沈聽瀾與白遠濯要出門一事,被戚韶知道后,她特地過來尋白遠濯:“白大哥這是要去哪兒,可有我幫得上忙的?”
她眼中寫滿了想去二字。
白遠濯還未開口,沈聽瀾已然冷眼相對:“爺,別忘了你答應過我什么。”話里話外,都是警告。
是對白遠濯的警告,也是對戚韶的警告。
“沒忘,你先到馬車上等我,我一會就過去。”白遠濯眉宇間流露出不耐煩的神色,但是卻還是好聲好氣的。
沈聽瀾冷哼一聲,上了馬車。
戚韶眼中閃著莫名的光,她拉住白遠濯的衣角:“白大哥,白嫂子好兇啊,是不是發生什么事情了?”
“她就這樣,你別和她計較。”提起沈聽瀾的時候,白遠濯臉上明顯的厭煩。
“我是小輩,該敬著白嫂子才是,怎么會和白嫂子計較?”戚韶笑吟吟的,還反過來安慰白遠濯,“白大哥,你快去吧,將事情辦完,也能早些回來。等你回來,我帶你放竹蜻蜓。”
竹蜻蜓是戚韶先前同白遠濯提過的一個小玩意兒,可以在天上飛一會,白遠濯還挺感興趣的。
白遠濯臉上這才有了笑意,“還是你好。”
戚韶害羞的轉過身去,再度催促白遠濯:“白大哥,早去早回!”
馬車輕搖輕擺,是途徑路上唯一一段亂石路。說來也奇怪,這澄州內官道修得平整,卻有一段沒有修路,只鋪了些亂石,走著極為顛簸。
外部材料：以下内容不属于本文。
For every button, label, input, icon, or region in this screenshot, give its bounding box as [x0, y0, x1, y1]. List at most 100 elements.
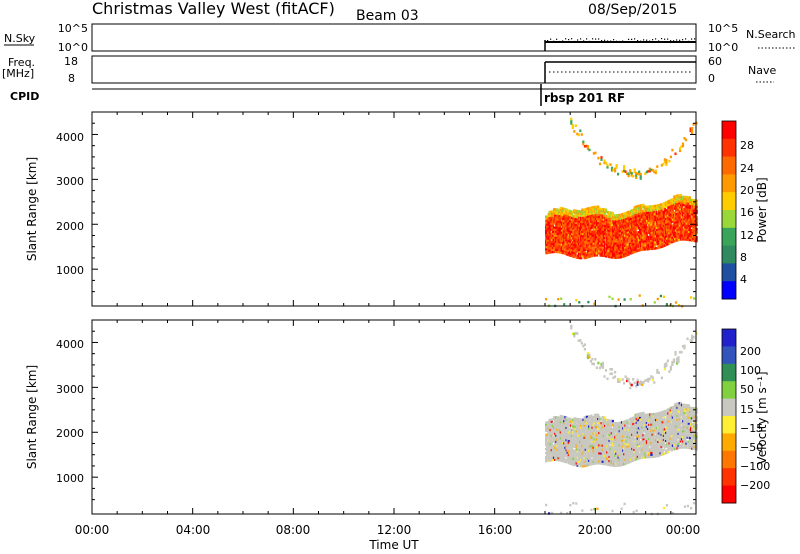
- range-gate-cell: [652, 237, 655, 240]
- range-gate-cell: [678, 236, 681, 239]
- range-gate-cell: [653, 213, 656, 216]
- range-gate-cell: [695, 205, 698, 208]
- range-gate-cell: [685, 216, 688, 219]
- range-gate-cell: [608, 233, 611, 236]
- range-gate-cell: [563, 425, 566, 429]
- range-gate-cell: [650, 427, 653, 430]
- range-gate-cell: [591, 440, 594, 443]
- range-gate-cell: [588, 215, 591, 218]
- range-gate-cell: [636, 247, 639, 250]
- range-gate-cell: [571, 214, 574, 217]
- range-gate-cell: [636, 449, 639, 452]
- range-gate-cell: [665, 205, 668, 208]
- range-gate-cell: [563, 303, 566, 306]
- range-gate-cell: [575, 226, 578, 229]
- range-gate-cell: [556, 416, 559, 419]
- range-gate-cell: [575, 434, 578, 437]
- range-gate-cell: [617, 218, 620, 221]
- range-gate-cell: [650, 433, 653, 436]
- range-gate-cell: [577, 218, 580, 221]
- range-gate-cell: [601, 452, 604, 455]
- range-gate-cell: [618, 227, 621, 231]
- range-gate-cell: [605, 420, 608, 424]
- range-gate-cell: [653, 221, 656, 224]
- range-gate-cell: [584, 210, 587, 213]
- range-gate-cell: [626, 217, 629, 220]
- range-gate-cell: [601, 232, 604, 235]
- range-gate-cell: [675, 223, 678, 226]
- range-gate-cell: [601, 226, 604, 229]
- range-gate-cell: [644, 450, 647, 453]
- range-gate-cell: [552, 428, 556, 431]
- range-gate-cell: [626, 245, 629, 248]
- range-gate-cell: [585, 144, 588, 148]
- range-gate-cell: [639, 416, 642, 419]
- range-gate-cell: [675, 225, 678, 228]
- range-gate-cell: [588, 239, 591, 242]
- range-gate-cell: [646, 451, 650, 455]
- range-gate-cell: [591, 460, 594, 464]
- range-gate-cell: [633, 432, 636, 435]
- range-gate-cell: [619, 457, 622, 461]
- range-gate-cell: [635, 235, 638, 239]
- range-gate-cell: [640, 412, 643, 415]
- range-gate-cell: [563, 232, 566, 235]
- range-gate-cell: [650, 449, 653, 452]
- range-gate-cell: [650, 215, 653, 218]
- range-gate-cell: [623, 426, 626, 429]
- range-gate-cell: [640, 448, 643, 451]
- range-gate-cell: [601, 422, 604, 425]
- range-gate-cell: [636, 209, 639, 212]
- range-gate-cell: [682, 195, 685, 199]
- range-gate-cell: [592, 442, 595, 445]
- range-gate-cell: [601, 420, 604, 423]
- range-gate-cell: [566, 441, 569, 444]
- range-gate-cell: [605, 449, 608, 452]
- range-gate-cell: [581, 244, 584, 248]
- range-gate-cell: [640, 212, 643, 215]
- range-gate-cell: [580, 444, 583, 448]
- range-gate-cell: [581, 232, 584, 236]
- range-gate-cell: [571, 251, 574, 254]
- range-gate-cell: [546, 219, 549, 222]
- range-gate-cell: [691, 217, 694, 220]
- range-gate-cell: [546, 223, 549, 226]
- range-gate-cell: [601, 450, 604, 453]
- range-gate-cell: [619, 217, 622, 220]
- range-gate-cell: [691, 204, 694, 208]
- range-gate-cell: [566, 249, 569, 252]
- range-gate-cell: [584, 234, 587, 237]
- range-gate-cell: [575, 431, 578, 435]
- range-gate-cell: [552, 244, 556, 247]
- range-gate-cell: [603, 159, 606, 162]
- range-gate-cell: [626, 459, 629, 462]
- range-gate-cell: [580, 432, 583, 435]
- range-gate-cell: [577, 464, 580, 468]
- range-gate-cell: [574, 419, 577, 422]
- range-gate-cell: [558, 436, 561, 440]
- range-gate-cell: [650, 209, 653, 212]
- range-gate-cell: [643, 425, 646, 429]
- range-gate-cell: [629, 171, 632, 174]
- range-gate-cell: [566, 217, 569, 220]
- range-gate-cell: [581, 242, 584, 246]
- freq-right-tick-bottom: 0: [708, 72, 715, 85]
- range-gate-cell: [685, 202, 688, 205]
- range-gate-cell: [688, 226, 691, 230]
- range-gate-cell: [577, 436, 580, 439]
- range-gate-cell: [580, 434, 583, 437]
- range-gate-cell: [635, 241, 638, 245]
- range-gate-cell: [614, 244, 617, 247]
- range-gate-cell: [559, 247, 562, 250]
- range-gate-cell: [635, 247, 638, 251]
- range-gate-cell: [653, 223, 656, 226]
- range-gate-cell: [601, 438, 604, 441]
- range-gate-cell: [622, 457, 625, 460]
- range-gate-cell: [629, 213, 633, 217]
- range-gate-cell: [554, 456, 557, 459]
- range-gate-cell: [609, 231, 612, 235]
- range-gate-cell: [690, 218, 693, 222]
- range-gate-cell: [549, 444, 552, 448]
- range-gate-cell: [589, 439, 592, 442]
- range-gate-cell: [653, 241, 656, 244]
好在這路只有一小段,而是在東南一角,走的人不多,也就沒人深究。
只是這路,同樣是去往北府的必經之路。
“爺,方才妾身演得如何?”沈聽瀾掀開車窗簾子看外頭的景致,又笑著問白遠濯。
白遠濯目含贊賞:“極好,再好不過。”
這是兩人之前就商量好的。這些日子白遠濯的親近殷勤的確讓戚韶有所松懈,但是還沒有完全放下戒備。她并不完全相信,白遠濯已經被她俘虜。
沈聽瀾覺得,自己可以作為打破僵局的人。
她是女人,她也懂得女人。
在戚韶看來,這場真真假假的感情博弈之中,白遠濯是她與沈聽瀾共同的目標。如何證明戚韶贏了?只要沈聽瀾被白遠濯淘汰出局,那她就是贏家。
所以,他們才會在戚韶面前演那場戲。讓她看見勝利的曙光。
餌料已經放出去了,最后能不能釣到魚,就看白遠濯自己了。
北府將近,沈聽瀾抱著小匣子,輕撫著自己受傷的手臂。
“直接去北府,會不會太冒險?”白遠濯今日佩了劍,他擦拭著鋒利的劍鋒,動作輕盈,擦拭了劍,卻又不劃破綢布。”
沈聽瀾歪頭看他:“爺會讓妾身陷入危險之中嗎?”
“不會。”
“那不就好了。”沈聽瀾笑開。白遠濯一言九鼎,他說不會,那就是不會。
說者淡然,卻全然不管聽者心中,涌起的軒然大波。